By Alexandra Jacobo -
April 29, 2017 | News Report

A Texas judge has ordered ExxonMobil to pay nearly $20 million in fines after finding that one of the company’s chemical plants released millions of pounds of pollutants into the environment.

The ruling was part of a suit brought against the mega-corporation by Environment Texas and the Sierra Club in 2010. The groups argued that Exxon failed to implement technology to curb emissions at its facility in Baytown, Texas. Between the years of 2005 and 2013 Exxon gained more than $14 million in benefits by failing to follow provisions of the Clean Air Act.

Judge David Hittner sided with the environmental groups. His findings include the fact that Exxon illegally released more than 10 million pounds of pollutants between 2005 and 2013.

The final ruling found Exxon violated the Clean Air Act 16,386 times, with each violation carrying a fine of up to $37,500 per day.
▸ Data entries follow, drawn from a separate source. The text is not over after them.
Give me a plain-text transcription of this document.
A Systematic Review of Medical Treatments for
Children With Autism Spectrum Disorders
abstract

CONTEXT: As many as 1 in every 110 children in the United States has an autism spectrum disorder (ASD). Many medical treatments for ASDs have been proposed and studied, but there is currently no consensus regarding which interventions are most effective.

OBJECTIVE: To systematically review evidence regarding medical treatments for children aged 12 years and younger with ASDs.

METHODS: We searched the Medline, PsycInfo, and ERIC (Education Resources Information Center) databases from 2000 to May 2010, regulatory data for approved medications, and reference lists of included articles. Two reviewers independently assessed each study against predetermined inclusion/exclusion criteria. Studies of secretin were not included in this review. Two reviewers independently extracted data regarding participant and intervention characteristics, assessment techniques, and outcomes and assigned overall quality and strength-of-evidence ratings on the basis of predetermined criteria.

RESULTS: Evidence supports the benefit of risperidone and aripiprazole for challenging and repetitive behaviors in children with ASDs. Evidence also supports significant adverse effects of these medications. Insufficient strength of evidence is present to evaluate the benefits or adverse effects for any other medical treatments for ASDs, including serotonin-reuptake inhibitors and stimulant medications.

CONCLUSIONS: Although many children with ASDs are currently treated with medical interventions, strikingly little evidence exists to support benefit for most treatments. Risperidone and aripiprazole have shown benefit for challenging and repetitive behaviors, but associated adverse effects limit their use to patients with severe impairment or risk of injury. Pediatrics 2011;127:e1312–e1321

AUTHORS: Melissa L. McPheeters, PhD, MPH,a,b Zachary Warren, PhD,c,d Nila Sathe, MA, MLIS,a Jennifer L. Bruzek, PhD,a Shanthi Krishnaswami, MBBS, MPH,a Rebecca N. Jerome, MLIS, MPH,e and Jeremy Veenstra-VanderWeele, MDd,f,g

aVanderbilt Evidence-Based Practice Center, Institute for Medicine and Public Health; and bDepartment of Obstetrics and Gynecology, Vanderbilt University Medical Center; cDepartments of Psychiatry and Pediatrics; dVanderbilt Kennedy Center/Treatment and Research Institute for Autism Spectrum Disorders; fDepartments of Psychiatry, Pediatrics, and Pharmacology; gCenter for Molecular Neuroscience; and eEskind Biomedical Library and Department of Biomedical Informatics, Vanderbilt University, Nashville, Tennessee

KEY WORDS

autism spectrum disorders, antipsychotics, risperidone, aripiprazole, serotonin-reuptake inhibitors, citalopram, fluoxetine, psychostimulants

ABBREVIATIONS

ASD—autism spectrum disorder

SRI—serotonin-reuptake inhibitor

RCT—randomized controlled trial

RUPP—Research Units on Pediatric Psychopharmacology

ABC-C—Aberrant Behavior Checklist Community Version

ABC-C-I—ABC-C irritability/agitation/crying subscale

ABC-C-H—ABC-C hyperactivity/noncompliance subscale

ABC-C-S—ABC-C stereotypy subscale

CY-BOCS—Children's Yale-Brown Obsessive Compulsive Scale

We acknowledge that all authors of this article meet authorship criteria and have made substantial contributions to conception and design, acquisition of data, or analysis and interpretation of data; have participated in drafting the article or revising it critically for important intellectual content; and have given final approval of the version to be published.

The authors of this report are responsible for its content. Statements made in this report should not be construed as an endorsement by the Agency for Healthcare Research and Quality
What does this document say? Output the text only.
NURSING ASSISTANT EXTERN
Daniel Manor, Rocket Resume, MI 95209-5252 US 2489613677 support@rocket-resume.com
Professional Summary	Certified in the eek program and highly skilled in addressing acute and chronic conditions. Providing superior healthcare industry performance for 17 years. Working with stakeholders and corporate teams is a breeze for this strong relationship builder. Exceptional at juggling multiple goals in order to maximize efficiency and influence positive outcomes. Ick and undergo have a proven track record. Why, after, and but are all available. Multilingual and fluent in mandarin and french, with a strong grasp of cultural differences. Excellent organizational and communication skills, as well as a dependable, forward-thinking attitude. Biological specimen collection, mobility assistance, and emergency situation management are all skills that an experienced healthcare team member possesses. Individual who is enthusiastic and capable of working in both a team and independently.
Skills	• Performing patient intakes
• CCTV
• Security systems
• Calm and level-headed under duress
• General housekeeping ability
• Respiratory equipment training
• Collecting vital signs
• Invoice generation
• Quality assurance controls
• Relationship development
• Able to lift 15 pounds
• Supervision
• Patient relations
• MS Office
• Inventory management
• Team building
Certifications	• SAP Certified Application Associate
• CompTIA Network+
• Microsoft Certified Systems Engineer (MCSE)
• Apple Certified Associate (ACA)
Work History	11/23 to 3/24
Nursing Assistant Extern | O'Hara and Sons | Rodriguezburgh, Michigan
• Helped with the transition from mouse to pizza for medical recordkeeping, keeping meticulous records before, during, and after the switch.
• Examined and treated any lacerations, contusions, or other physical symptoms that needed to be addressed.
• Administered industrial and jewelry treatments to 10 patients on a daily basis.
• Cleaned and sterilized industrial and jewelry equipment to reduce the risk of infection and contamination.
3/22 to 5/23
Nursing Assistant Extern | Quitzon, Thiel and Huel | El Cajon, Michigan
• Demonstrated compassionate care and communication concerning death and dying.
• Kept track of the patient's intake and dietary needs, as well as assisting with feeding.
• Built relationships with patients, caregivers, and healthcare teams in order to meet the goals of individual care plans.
Judge Hittner fined the company $1.4 million for the pollution and $19.9 million for penalties, an amount that was proposed by the two plaintiffs.

Neil Carman, clean air program director for the Sierra Club released a statement saying:

    “Today’s decision sends a resounding message that it will not pay to pollute Texas. We will not stand idly by when polluters put our health and safety at risk.”

Luke Metzger, director of Environment Texas, stated that he believes the ruling is “the largest penalty resulting from a citizen suit in U.S. history” and “It means that private citizens victimized by the world’s biggest polluters can get justice in the American court system, even when government regulators look the other way.”

Of course Exxon disagrees with the ruling and may appeal. The company told Reuters in a statement:

    “We disagree with the court’s decision and the award of any penalty. As the court expressed in its decision, ExxonMobil’s full compliance history and good faith efforts to comply weigh against assessing any penalty.”